New study highlights impact of ‘late payment culture’ on SMEs
The UK’s worsening late payments crisis is having a detrimental impact on investment, innovation and growth for small and medium-sized enterprises (SMEs) a new study suggests.
Far-reaching research from fintech firm Concur has revealed that 40 per cent of SMEs have received at least one late payment within the last month, while 63 per cent have received at least one late payment every single month in 2017 so far.
The report, entitled Invoice Utopia, quizzed more than 1,200 SMEs to determine the most common effects of late payments on Britain’s businesses.
It found that 17 per cent of firms had been forced to turn their backs on planned investments due to their problems with late payments, while 15 per cent had been forced into a position where they were unable to pay salaries.
A further 10 per cent said that unpaid invoices had forced them to significantly reduce spending on innovation and technology, while seven per cent of firms said that they had been forced to make redundancies.

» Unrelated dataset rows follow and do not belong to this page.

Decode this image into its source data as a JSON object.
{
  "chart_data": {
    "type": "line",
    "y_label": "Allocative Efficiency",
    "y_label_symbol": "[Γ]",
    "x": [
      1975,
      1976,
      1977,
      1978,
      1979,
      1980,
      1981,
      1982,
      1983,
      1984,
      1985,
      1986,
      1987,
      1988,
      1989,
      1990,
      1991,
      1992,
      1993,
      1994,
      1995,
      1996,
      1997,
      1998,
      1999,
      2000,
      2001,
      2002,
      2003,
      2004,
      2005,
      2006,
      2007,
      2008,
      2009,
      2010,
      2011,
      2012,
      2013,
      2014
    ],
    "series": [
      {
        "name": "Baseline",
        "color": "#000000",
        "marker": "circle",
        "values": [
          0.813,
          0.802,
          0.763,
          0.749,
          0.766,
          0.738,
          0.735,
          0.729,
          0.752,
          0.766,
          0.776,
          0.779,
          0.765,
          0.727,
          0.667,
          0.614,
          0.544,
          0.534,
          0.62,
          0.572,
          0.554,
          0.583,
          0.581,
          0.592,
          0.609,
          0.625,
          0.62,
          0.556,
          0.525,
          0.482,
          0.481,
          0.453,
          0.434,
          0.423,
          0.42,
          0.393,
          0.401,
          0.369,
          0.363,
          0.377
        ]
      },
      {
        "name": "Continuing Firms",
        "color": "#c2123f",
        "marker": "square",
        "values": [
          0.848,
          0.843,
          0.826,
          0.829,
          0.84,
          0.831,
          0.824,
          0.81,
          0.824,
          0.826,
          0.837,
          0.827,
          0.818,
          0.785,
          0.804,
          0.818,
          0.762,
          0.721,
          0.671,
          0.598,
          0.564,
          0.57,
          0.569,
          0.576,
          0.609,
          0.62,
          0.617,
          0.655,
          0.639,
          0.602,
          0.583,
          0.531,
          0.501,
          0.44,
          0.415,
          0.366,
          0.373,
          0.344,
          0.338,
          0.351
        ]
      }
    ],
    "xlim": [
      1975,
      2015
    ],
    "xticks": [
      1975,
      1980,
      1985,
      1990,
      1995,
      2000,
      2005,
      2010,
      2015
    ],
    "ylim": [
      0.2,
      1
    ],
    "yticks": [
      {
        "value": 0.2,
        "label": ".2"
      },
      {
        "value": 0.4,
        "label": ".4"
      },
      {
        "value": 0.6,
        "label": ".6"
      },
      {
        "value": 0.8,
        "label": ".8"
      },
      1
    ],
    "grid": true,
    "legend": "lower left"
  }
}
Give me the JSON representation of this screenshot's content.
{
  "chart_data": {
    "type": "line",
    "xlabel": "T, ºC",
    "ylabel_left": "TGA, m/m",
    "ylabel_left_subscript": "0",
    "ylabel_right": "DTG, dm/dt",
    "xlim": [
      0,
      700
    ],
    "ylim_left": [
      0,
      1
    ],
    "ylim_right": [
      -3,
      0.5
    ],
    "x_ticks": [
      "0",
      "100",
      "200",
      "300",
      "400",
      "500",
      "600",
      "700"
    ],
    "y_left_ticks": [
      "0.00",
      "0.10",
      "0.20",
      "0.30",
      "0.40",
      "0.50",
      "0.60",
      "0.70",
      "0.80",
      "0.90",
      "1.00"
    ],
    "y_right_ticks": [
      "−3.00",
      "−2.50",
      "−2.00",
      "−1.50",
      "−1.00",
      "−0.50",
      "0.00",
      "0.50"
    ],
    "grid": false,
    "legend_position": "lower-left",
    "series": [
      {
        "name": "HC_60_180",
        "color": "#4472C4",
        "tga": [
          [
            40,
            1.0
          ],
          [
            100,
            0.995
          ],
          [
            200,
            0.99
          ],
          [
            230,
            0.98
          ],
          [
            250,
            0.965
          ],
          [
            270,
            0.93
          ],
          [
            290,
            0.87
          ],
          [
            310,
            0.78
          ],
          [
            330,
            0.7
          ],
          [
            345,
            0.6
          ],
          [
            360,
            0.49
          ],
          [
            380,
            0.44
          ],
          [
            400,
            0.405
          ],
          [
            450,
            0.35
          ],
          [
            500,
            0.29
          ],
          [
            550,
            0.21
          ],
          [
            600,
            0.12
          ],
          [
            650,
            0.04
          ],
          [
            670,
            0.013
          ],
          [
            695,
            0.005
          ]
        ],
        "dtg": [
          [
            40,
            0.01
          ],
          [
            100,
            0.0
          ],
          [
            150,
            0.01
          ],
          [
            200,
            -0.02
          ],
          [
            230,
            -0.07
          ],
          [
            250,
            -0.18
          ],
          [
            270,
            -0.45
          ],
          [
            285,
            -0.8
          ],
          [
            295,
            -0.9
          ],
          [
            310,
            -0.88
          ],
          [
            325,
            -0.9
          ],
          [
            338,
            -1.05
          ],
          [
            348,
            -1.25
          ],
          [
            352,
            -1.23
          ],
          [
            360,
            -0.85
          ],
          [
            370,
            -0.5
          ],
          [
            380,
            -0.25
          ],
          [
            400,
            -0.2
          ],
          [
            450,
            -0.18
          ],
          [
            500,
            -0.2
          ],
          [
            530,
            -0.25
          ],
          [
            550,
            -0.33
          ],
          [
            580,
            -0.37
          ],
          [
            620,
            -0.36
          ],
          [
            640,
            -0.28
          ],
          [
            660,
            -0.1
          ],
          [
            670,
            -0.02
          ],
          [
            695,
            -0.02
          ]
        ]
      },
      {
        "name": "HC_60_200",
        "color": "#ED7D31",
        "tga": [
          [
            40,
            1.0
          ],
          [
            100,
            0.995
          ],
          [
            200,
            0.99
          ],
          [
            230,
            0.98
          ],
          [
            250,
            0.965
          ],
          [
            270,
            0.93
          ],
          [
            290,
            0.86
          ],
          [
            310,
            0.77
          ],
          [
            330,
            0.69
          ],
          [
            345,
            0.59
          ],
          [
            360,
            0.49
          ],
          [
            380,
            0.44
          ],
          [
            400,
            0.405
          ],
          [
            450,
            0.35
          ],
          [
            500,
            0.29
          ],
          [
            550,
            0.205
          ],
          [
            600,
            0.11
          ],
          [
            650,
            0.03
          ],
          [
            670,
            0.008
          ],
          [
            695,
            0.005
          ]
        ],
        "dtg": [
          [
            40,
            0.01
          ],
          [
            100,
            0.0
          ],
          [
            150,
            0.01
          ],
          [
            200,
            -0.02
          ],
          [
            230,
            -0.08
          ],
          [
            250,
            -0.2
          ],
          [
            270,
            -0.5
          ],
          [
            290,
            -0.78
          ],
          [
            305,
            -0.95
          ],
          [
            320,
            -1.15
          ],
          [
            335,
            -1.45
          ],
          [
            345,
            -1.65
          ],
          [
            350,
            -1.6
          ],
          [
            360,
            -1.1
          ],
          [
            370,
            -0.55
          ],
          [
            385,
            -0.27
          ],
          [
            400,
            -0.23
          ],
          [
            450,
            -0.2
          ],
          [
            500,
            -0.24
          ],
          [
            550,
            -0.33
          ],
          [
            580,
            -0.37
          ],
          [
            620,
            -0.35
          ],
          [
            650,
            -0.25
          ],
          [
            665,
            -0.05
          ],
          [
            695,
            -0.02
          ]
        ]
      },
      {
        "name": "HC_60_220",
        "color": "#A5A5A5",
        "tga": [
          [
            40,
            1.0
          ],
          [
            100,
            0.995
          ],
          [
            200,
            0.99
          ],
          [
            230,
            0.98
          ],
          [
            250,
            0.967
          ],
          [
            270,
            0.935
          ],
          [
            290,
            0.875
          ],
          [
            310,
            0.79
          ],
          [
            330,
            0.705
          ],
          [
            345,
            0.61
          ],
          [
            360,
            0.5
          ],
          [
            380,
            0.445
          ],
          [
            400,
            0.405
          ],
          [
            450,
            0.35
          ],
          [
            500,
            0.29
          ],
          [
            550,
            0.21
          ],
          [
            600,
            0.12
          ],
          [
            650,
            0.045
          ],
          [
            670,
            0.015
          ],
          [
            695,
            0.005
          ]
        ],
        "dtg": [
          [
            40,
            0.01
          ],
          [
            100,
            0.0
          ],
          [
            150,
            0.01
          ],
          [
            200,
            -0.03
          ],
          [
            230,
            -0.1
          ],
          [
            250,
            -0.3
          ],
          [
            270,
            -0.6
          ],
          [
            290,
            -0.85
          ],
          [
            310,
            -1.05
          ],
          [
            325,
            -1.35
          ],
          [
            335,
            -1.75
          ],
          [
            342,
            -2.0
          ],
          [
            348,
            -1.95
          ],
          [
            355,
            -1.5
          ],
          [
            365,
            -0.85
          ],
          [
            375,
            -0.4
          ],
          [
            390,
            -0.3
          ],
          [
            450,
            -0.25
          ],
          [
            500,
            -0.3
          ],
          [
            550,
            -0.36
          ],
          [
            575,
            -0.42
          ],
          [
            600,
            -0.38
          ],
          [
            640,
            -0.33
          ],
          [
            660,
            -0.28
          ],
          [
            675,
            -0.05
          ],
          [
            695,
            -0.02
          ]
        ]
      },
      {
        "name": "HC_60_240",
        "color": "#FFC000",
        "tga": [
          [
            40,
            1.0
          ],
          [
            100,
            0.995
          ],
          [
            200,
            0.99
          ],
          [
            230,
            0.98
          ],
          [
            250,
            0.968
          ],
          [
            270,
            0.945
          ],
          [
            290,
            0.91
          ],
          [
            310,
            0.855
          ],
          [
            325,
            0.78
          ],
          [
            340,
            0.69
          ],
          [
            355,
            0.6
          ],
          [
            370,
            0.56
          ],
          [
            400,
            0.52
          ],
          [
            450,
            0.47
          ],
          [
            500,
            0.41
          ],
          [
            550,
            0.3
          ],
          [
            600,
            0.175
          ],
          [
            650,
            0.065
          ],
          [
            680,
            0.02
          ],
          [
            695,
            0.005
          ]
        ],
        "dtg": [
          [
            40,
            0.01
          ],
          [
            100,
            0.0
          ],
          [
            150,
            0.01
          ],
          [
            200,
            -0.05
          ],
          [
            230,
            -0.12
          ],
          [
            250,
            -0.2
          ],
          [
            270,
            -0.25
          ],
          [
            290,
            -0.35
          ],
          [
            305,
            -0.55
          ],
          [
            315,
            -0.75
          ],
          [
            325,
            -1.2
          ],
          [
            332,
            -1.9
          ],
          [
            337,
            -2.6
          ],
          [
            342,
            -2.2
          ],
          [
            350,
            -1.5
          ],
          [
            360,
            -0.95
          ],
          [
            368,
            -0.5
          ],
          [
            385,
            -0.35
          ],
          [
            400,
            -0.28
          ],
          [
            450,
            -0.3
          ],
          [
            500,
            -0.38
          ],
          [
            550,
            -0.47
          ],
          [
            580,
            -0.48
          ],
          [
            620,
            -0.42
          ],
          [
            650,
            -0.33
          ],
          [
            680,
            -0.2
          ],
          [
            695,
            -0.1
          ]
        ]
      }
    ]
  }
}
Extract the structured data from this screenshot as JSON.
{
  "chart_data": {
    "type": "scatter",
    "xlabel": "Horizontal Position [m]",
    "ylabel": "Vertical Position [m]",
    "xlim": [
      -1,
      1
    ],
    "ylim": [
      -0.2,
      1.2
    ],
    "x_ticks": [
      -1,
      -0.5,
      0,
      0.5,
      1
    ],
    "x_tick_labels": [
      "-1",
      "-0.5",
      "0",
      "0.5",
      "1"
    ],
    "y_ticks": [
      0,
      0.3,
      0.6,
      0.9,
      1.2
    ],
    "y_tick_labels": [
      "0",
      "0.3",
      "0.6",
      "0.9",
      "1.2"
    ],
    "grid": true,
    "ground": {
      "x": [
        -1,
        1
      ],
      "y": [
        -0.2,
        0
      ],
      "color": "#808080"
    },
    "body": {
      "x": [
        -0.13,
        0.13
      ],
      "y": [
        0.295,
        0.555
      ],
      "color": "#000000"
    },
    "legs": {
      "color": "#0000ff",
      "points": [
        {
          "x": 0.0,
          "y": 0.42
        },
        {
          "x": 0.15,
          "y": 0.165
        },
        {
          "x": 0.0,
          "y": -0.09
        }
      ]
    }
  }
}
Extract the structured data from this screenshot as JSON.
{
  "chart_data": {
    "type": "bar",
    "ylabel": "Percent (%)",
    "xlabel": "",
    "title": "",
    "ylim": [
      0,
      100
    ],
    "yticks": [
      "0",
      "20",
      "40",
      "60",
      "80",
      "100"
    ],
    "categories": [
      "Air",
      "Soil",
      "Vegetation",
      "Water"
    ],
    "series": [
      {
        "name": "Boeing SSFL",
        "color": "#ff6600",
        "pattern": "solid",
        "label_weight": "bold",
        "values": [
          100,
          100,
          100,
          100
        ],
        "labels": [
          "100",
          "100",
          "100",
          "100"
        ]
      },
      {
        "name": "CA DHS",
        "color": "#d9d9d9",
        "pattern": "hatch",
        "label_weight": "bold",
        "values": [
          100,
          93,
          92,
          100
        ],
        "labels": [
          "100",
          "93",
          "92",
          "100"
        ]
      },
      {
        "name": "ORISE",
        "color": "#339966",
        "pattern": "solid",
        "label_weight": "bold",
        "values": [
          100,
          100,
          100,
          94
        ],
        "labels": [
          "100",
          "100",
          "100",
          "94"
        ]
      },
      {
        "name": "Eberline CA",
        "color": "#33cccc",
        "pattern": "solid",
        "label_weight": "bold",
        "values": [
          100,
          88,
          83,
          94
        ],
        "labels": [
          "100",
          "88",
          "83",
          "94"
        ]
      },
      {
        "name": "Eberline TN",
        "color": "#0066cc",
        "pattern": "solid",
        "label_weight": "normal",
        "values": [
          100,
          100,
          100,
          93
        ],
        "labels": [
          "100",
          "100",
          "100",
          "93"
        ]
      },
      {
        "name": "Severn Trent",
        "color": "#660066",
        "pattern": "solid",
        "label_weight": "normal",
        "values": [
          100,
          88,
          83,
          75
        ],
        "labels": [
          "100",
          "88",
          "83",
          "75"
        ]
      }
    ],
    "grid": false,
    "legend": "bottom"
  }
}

Emma Maslen, Senior Regional Director for Enterprise at concur, said that it was “shocking” that so many SMEs were so heavily affected by the UK’s late payments culture, and that the report highlighted the “very real risk” such culture poses to “some of the country’s leading employers.”
However, she praised SMEs’ flexibility and expertise in attempting to keep on top of the issue.
She said: “Although not cash-rich, small and micro businesses have the agility and flexibility to make strategic decisions when it comes to cash flow. And of course, enterprises more often than not have a ‘cash cushion’ available to bail them out in difficult situations.”
Going forward, however, she suggested that serious change was needed in order to tackle the growing problem.